Com o tempo, ficou claro que reconstruir manguezais seria essencial, mas manguezais não se recuperam espontaneamente em áreas muito erodidas. É preciso estabilizar o solo e suavizar o impacto das ondas antes que as mudas sobrevivam.
A solução tailandesa: bambu como “quebra-mar natural”
A estrutura é simples: fileiras duplas ou triplas de bambus fincados verticalmente no fundo arenoso, espaçados de forma calculada para deixar a água passar, mas dissipando grande parte da energia das ondas. Não é uma barreira sólida como um muro de concreto é um filtro, que reduz a velocidade da água e captura sedimentos.

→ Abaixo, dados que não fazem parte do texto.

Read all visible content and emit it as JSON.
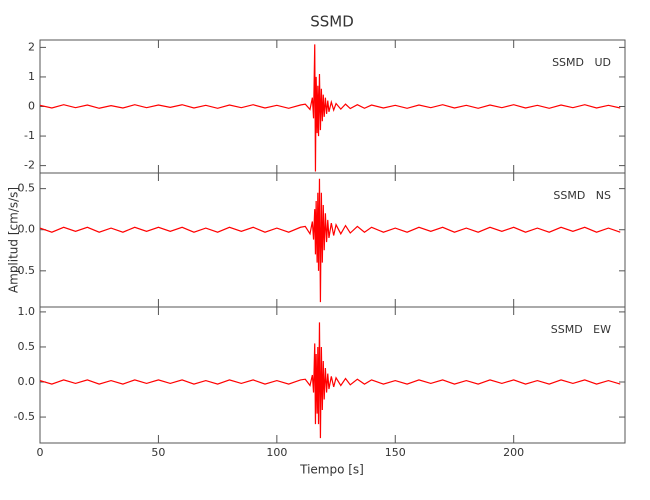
{
  "title": "SSMD",
  "xlabel": "Tiempo [s]",
  "ylabel": "Amplitud [cm/s/s]",
  "chart_data": [
    {
      "type": "line",
      "label": "SSMD   UD",
      "x": [
        0,
        5,
        10,
        15,
        20,
        25,
        30,
        35,
        40,
        45,
        50,
        55,
        60,
        65,
        70,
        75,
        80,
        85,
        90,
        95,
        100,
        105,
        110,
        112,
        114,
        115,
        115.5,
        116,
        116.3,
        116.6,
        117,
        117.3,
        117.6,
        118,
        118.4,
        118.8,
        119.2,
        119.6,
        120,
        120.5,
        121,
        121.5,
        122,
        123,
        124,
        125,
        127,
        129,
        131,
        134,
        137,
        140,
        145,
        150,
        155,
        160,
        165,
        170,
        175,
        180,
        185,
        190,
        195,
        200,
        205,
        210,
        215,
        220,
        225,
        230,
        235,
        240,
        245
      ],
      "series": [
        {
          "color": "#ff0000",
          "values": [
            0.04,
            -0.05,
            0.06,
            -0.04,
            0.05,
            -0.06,
            0.03,
            -0.05,
            0.06,
            -0.04,
            0.05,
            -0.03,
            0.06,
            -0.05,
            0.04,
            -0.06,
            0.05,
            -0.04,
            0.06,
            -0.05,
            0.04,
            -0.06,
            0.05,
            0.08,
            -0.1,
            0.3,
            -0.4,
            2.1,
            -2.2,
            1.0,
            -0.9,
            0.7,
            -1.0,
            1.1,
            -0.8,
            0.6,
            -0.5,
            0.4,
            -0.35,
            0.3,
            -0.25,
            0.2,
            -0.18,
            0.15,
            -0.12,
            0.1,
            -0.09,
            0.08,
            -0.07,
            0.06,
            -0.06,
            0.05,
            -0.05,
            0.04,
            -0.06,
            0.05,
            -0.04,
            0.06,
            -0.05,
            0.04,
            -0.06,
            0.05,
            -0.04,
            0.06,
            -0.05,
            0.04,
            -0.06,
            0.05,
            -0.04,
            0.06,
            -0.05,
            0.04,
            -0.05
          ]
        }
      ],
      "xlim": [
        0,
        247
      ],
      "xticks": [
        0,
        50,
        100,
        150,
        200
      ],
      "ylim": [
        -2.25,
        2.25
      ],
      "yticks": [
        -2,
        -1,
        0,
        1,
        2
      ]
    },
    {
      "type": "line",
      "label": "SSMD   NS",
      "x": [
        0,
        5,
        10,
        15,
        20,
        25,
        30,
        35,
        40,
        45,
        50,
        55,
        60,
        65,
        70,
        75,
        80,
        85,
        90,
        95,
        100,
        105,
        110,
        112,
        114,
        115,
        115.5,
        116,
        116.3,
        116.6,
        117,
        117.3,
        117.6,
        118,
        118.4,
        118.8,
        119.2,
        119.6,
        120,
        120.5,
        121,
        121.5,
        122,
        123,
        124,
        125,
        127,
        129,
        131,
        134,
        137,
        140,
        145,
        150,
        155,
        160,
        165,
        170,
        175,
        180,
        185,
        190,
        195,
        200,
        205,
        210,
        215,
        220,
        225,
        230,
        235,
        240,
        245
      ],
      "series": [
        {
          "color": "#ff0000",
          "values": [
            0.02,
            -0.03,
            0.03,
            -0.02,
            0.03,
            -0.03,
            0.02,
            -0.03,
            0.03,
            -0.02,
            0.03,
            -0.02,
            0.03,
            -0.03,
            0.02,
            -0.03,
            0.03,
            -0.02,
            0.03,
            -0.03,
            0.02,
            -0.03,
            0.03,
            0.04,
            -0.05,
            0.1,
            -0.12,
            0.25,
            -0.3,
            0.35,
            -0.4,
            0.45,
            -0.5,
            0.62,
            -0.88,
            0.45,
            -0.4,
            0.3,
            -0.25,
            0.2,
            -0.15,
            0.12,
            -0.1,
            0.08,
            -0.07,
            0.06,
            -0.05,
            0.05,
            -0.04,
            0.04,
            -0.03,
            0.03,
            -0.03,
            0.02,
            -0.03,
            0.03,
            -0.02,
            0.03,
            -0.03,
            0.02,
            -0.03,
            0.03,
            -0.02,
            0.03,
            -0.03,
            0.02,
            -0.03,
            0.03,
            -0.02,
            0.03,
            -0.03,
            0.02,
            -0.03
          ]
        }
      ],
      "xlim": [
        0,
        247
      ],
      "xticks": [
        0,
        50,
        100,
        150,
        200
      ],
      "ylim": [
        -0.94,
        0.69
      ],
      "yticks": [
        -0.5,
        {
          "value": 0,
          "label": "0.0"
        },
        0.5
      ]
    },
    {
      "type": "line",
      "label": "SSMD   EW",
      "x": [
        0,
        5,
        10,
        15,
        20,
        25,
        30,
        35,
        40,
        45,
        50,
        55,
        60,
        65,
        70,
        75,
        80,
        85,
        90,
        95,
        100,
        105,
        110,
        112,
        114,
        115,
        115.5,
        116,
        116.3,
        116.6,
        117,
        117.3,
        117.6,
        118,
        118.4,
        118.8,
        119.2,
        119.6,
        120,
        120.5,
        121,
        121.5,
        122,
        123,
        124,
        125,
        127,
        129,
        131,
        134,
        137,
        140,
        145,
        150,
        155,
        160,
        165,
        170,
        175,
        180,
        185,
        190,
        195,
        200,
        205,
        210,
        215,
        220,
        225,
        230,
        235,
        240,
        245
      ],
      "series": [
        {
          "color": "#ff0000",
          "values": [
            0.02,
            -0.03,
            0.03,
            -0.02,
            0.03,
            -0.03,
            0.02,
            -0.03,
            0.03,
            -0.02,
            0.03,
            -0.02,
            0.03,
            -0.03,
            0.02,
            -0.03,
            0.03,
            -0.02,
            0.03,
            -0.03,
            0.02,
            -0.03,
            0.03,
            0.04,
            -0.05,
            0.1,
            -0.15,
            0.55,
            -0.6,
            0.4,
            -0.45,
            0.5,
            -0.6,
            0.85,
            -0.8,
            0.5,
            -0.4,
            0.3,
            -0.25,
            0.2,
            -0.15,
            0.12,
            -0.1,
            0.08,
            -0.07,
            0.06,
            -0.05,
            0.05,
            -0.04,
            0.04,
            -0.03,
            0.03,
            -0.03,
            0.02,
            -0.03,
            0.03,
            -0.02,
            0.03,
            -0.03,
            0.02,
            -0.03,
            0.03,
            -0.02,
            0.03,
            -0.03,
            0.02,
            -0.03,
            0.03,
            -0.02,
            0.03,
            -0.03,
            0.02,
            -0.03
          ]
        }
      ],
      "xlim": [
        0,
        247
      ],
      "xticks": [
        0,
        50,
        100,
        150,
        200
      ],
      "ylim": [
        -0.87,
        1.07
      ],
      "yticks": [
        -0.5,
        {
          "value": 0,
          "label": "0.0"
        },
        0.5,
        {
          "value": 1,
          "label": "1.0"
        }
      ]
    }
  ]
}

Em medições divulgadas por órgãos ambientais do país, a redução da energia das ondas chega a 60% a 70%, dependendo do vento e da maré. Isso é suficiente para que lama e areia voltem a se acumular atrás das fileiras de bambu, criando um novo berço físico para o retorno dos manguezais.

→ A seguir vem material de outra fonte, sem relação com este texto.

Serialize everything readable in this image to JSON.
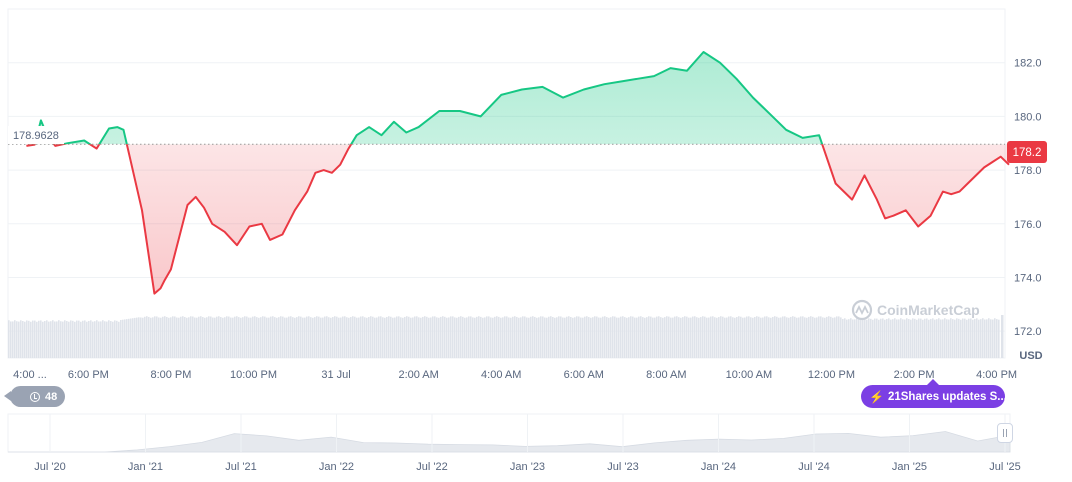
{
  "chart_data": {
    "type": "line",
    "currency": "USD",
    "baseline": 178.9628,
    "current_price": 178.2,
    "ylim": [
      171,
      184
    ],
    "y_ticks": [
      172.0,
      174.0,
      176.0,
      178.0,
      180.0,
      182.0
    ],
    "y_tick_labels": [
      "172.0",
      "174.0",
      "176.0",
      "178.0",
      "180.0",
      "182.0"
    ],
    "baseline_label": "178.9628",
    "current_price_label": "178.2",
    "x_labels": [
      "4:00 ...",
      "6:00 PM",
      "8:00 PM",
      "10:00 PM",
      "31 Jul",
      "2:00 AM",
      "4:00 AM",
      "6:00 AM",
      "8:00 AM",
      "10:00 AM",
      "12:00 PM",
      "2:00 PM",
      "4:00 PM"
    ],
    "x_tick_hours": [
      -0.35,
      1.5,
      3.5,
      5.5,
      7.5,
      9.5,
      11.5,
      13.5,
      15.5,
      17.5,
      19.5,
      21.5,
      23.5
    ],
    "series": [
      {
        "x_hours": [
          0,
          0.2,
          0.35,
          0.5,
          0.7,
          1.0,
          1.4,
          1.7,
          2.0,
          2.2,
          2.35,
          2.5,
          2.8,
          3.1,
          3.25,
          3.35,
          3.5,
          3.7,
          3.9,
          4.1,
          4.3,
          4.5,
          4.8,
          5.1,
          5.4,
          5.7,
          5.9,
          6.2,
          6.5,
          6.8,
          7.0,
          7.2,
          7.4,
          7.6,
          7.8,
          8.0,
          8.3,
          8.6,
          8.9,
          9.2,
          9.5,
          10.0,
          10.5,
          11.0,
          11.5,
          12.0,
          12.5,
          13.0,
          13.5,
          14.0,
          14.4,
          14.8,
          15.2,
          15.6,
          16.0,
          16.4,
          16.8,
          17.2,
          17.6,
          18.0,
          18.4,
          18.8,
          19.2,
          19.6,
          20.0,
          20.3,
          20.6,
          20.8,
          21.0,
          21.3,
          21.6,
          21.9,
          22.2,
          22.4,
          22.6,
          22.8,
          23.0,
          23.2,
          23.4,
          23.6,
          23.8
        ],
        "values": [
          178.9,
          178.95,
          179.85,
          179.3,
          178.9,
          179.0,
          179.1,
          178.8,
          179.55,
          179.6,
          179.5,
          178.5,
          176.5,
          173.4,
          173.6,
          173.9,
          174.3,
          175.5,
          176.7,
          177.0,
          176.6,
          176.0,
          175.7,
          175.2,
          175.9,
          176.0,
          175.4,
          175.6,
          176.5,
          177.2,
          177.9,
          178.0,
          177.9,
          178.2,
          178.8,
          179.3,
          179.6,
          179.3,
          179.8,
          179.4,
          179.6,
          180.2,
          180.2,
          180.0,
          180.8,
          181.0,
          181.1,
          180.7,
          181.0,
          181.2,
          181.3,
          181.4,
          181.5,
          181.8,
          181.7,
          182.4,
          182.0,
          181.4,
          180.7,
          180.1,
          179.5,
          179.2,
          179.3,
          177.5,
          176.9,
          177.8,
          176.9,
          176.2,
          176.3,
          176.5,
          175.9,
          176.3,
          177.2,
          177.1,
          177.2,
          177.5,
          177.8,
          178.1,
          178.3,
          178.5,
          178.2
        ],
        "up_color": "#16c784",
        "down_color": "#ea3943"
      }
    ],
    "overview": {
      "x_labels": [
        "Jul '20",
        "Jan '21",
        "Jul '21",
        "Jan '22",
        "Jul '22",
        "Jan '23",
        "Jul '23",
        "Jan '24",
        "Jul '24",
        "Jan '25",
        "Jul '25"
      ],
      "values": [
        0,
        0,
        0,
        0,
        0.02,
        0.1,
        0.25,
        0.55,
        0.45,
        0.35,
        0.4,
        0.3,
        0.2,
        0.25,
        0.15,
        0.2,
        0.1,
        0.15,
        0.2,
        0.1,
        0.25,
        0.3,
        0.4,
        0.3,
        0.45,
        0.5,
        0.6,
        0.4,
        0.5,
        0.6,
        0.3,
        0.5
      ]
    }
  },
  "watermark": "CoinMarketCap",
  "currency_label": "USD",
  "hover_badge": {
    "icon": "clock-icon",
    "count": "48"
  },
  "news_badge": {
    "icon": "bolt-icon",
    "text": "21Shares updates S..."
  }
}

Manguezais como “engenheiros ecológicos”
Uma vez que o sedimento se estabiliza, começa a segunda fase: o plantio (ou recolonização natural) dos manguezais.

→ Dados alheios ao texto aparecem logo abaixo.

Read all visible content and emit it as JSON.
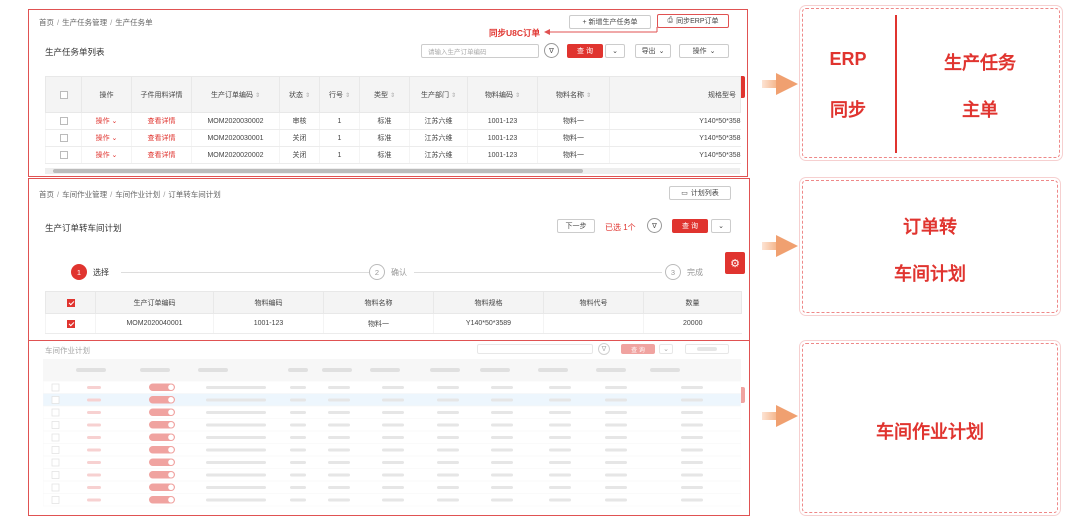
{
  "panel1": {
    "breadcrumb": [
      "首页",
      "生产任务管理",
      "生产任务单"
    ],
    "title": "生产任务单列表",
    "new_button": "+ 新增生产任务单",
    "sync_button": "同步ERP订单",
    "annotation": "同步U8C订单",
    "search_placeholder": "请输入生产订单编码",
    "query_button": "查 询",
    "export_button": "导出",
    "action_button": "操作",
    "columns": [
      "操作",
      "子件用料详情",
      "生产订单编码",
      "状态",
      "行号",
      "类型",
      "生产部门",
      "物料编码",
      "物料名称",
      "规格型号"
    ],
    "rows": [
      {
        "op": "操作",
        "detail": "查看详情",
        "code": "MOM2020030002",
        "status": "审核",
        "line": "1",
        "type": "标准",
        "dept": "江苏六维",
        "mat": "1001-123",
        "name": "物料一",
        "spec": "Y140*50*358"
      },
      {
        "op": "操作",
        "detail": "查看详情",
        "code": "MOM2020030001",
        "status": "关闭",
        "line": "1",
        "type": "标准",
        "dept": "江苏六维",
        "mat": "1001-123",
        "name": "物料一",
        "spec": "Y140*50*358"
      },
      {
        "op": "操作",
        "detail": "查看详情",
        "code": "MOM2020020002",
        "status": "关闭",
        "line": "1",
        "type": "标准",
        "dept": "江苏六维",
        "mat": "1001-123",
        "name": "物料一",
        "spec": "Y140*50*358"
      }
    ]
  },
  "panel2": {
    "breadcrumb": [
      "首页",
      "车间作业管理",
      "车间作业计划",
      "订单转车间计划"
    ],
    "plan_list_button": "计划列表",
    "title": "生产订单转车间计划",
    "next_button": "下一步",
    "selected_text": "已选 1个",
    "query_button": "查 询",
    "steps": [
      {
        "num": "1",
        "label": "选择"
      },
      {
        "num": "2",
        "label": "确认"
      },
      {
        "num": "3",
        "label": "完成"
      }
    ],
    "columns": [
      "生产订单编码",
      "物料编码",
      "物料名称",
      "物料规格",
      "物料代号",
      "数量"
    ],
    "rows": [
      {
        "code": "MOM2020040001",
        "mat": "1001-123",
        "name": "物料一",
        "spec": "Y140*50*3589",
        "alias": "",
        "qty": "20000"
      }
    ]
  },
  "panel3": {
    "title": "车间作业计划",
    "query_button": "查 询"
  },
  "callouts": {
    "c1_left_top": "ERP",
    "c1_left_bottom": "同步",
    "c1_right_top": "生产任务",
    "c1_right_bottom": "主单",
    "c2_top": "订单转",
    "c2_bottom": "车间计划",
    "c3": "车间作业计划"
  },
  "colors": {
    "accent": "#e0342f",
    "arrow": "#f0a070"
  }
}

Manguezais são considerados pelos biólogos como engenheiros ecológicos por três razões principais:
- Amarram o solo com suas raízes, evitando que ele seja levado pela maré.
- Reduzem ainda mais a força das ondas, funcionando como um “colchão” natural.
- Alimentam cadeias ecológicas inteiras, servindo de viveiro para peixes, moluscos e crustáceos.
Além disso, manguezais são um dos ecossistemas mais eficientes do mundo para capturar carbono, acumulando em média quatro vezes mais carbono por hectare do que florestas tropicais terrestres.
Resultados já observados: mais solo, menos erosão e retorno de fauna
Nas áreas onde o projeto foi aplicado, imagens aéreas, drones e levantamentos batimétricos mostraram três mudanças claras:
- Recuperação de solo antes perdido para o mar, formando bancos de sedimento atrás das barreiras;
- Retorno gradual dos manguezais, tanto por plantio quanto por regeneração natural;
- Reaparecimento de caranguejos, peixes e aves costeiras, que dependem das raízes do mangue para se alimentar e se esconder.
Para comunidades locais, isso significa também proteção de casas, estradas, templos e áreas agrícolas, reduzindo custos sociais e econômicos.

Por que bambu e não concreto?
Engenheiros entrevistados pelo “Bangkok Metropolitan Administration” destacam cinco vantagens:
— Custo baixo
— Instalação mais rápida
— Integração com ecossistemas vivos
— Manutenção simples
— Possibilidade de expansão modular
Enquanto obras de concreto podem custar dezenas de milhões de dólares, barreiras de bambu custam uma fração, são substituíveis por trechos e não impedem a circulação da fauna costeira — algo vital para um país pesqueiro.
Um modelo para outras nações costeiras?
Iniciativas semelhantes já começam a ser estudadas em Bangladesh, Filipinas, Indonésia, Vietnã e até nos EUA, onde cientistas buscam alternativas de defesa costeira de baixo impacto e baixo carbono.
A lógica é clara: ao invés de lutar contra o mar com muros, usa-se o próprio ecossistema como defesa. O bambu compra tempo, o manguezal faz o trabalho definitivo.
A Tailândia é hoje uma referência silenciosa de como infraestrutura leve + ecologia aplicada + participação comunitária podem superar um problema que custaria bilhões se fosse tratado apenas com concreto.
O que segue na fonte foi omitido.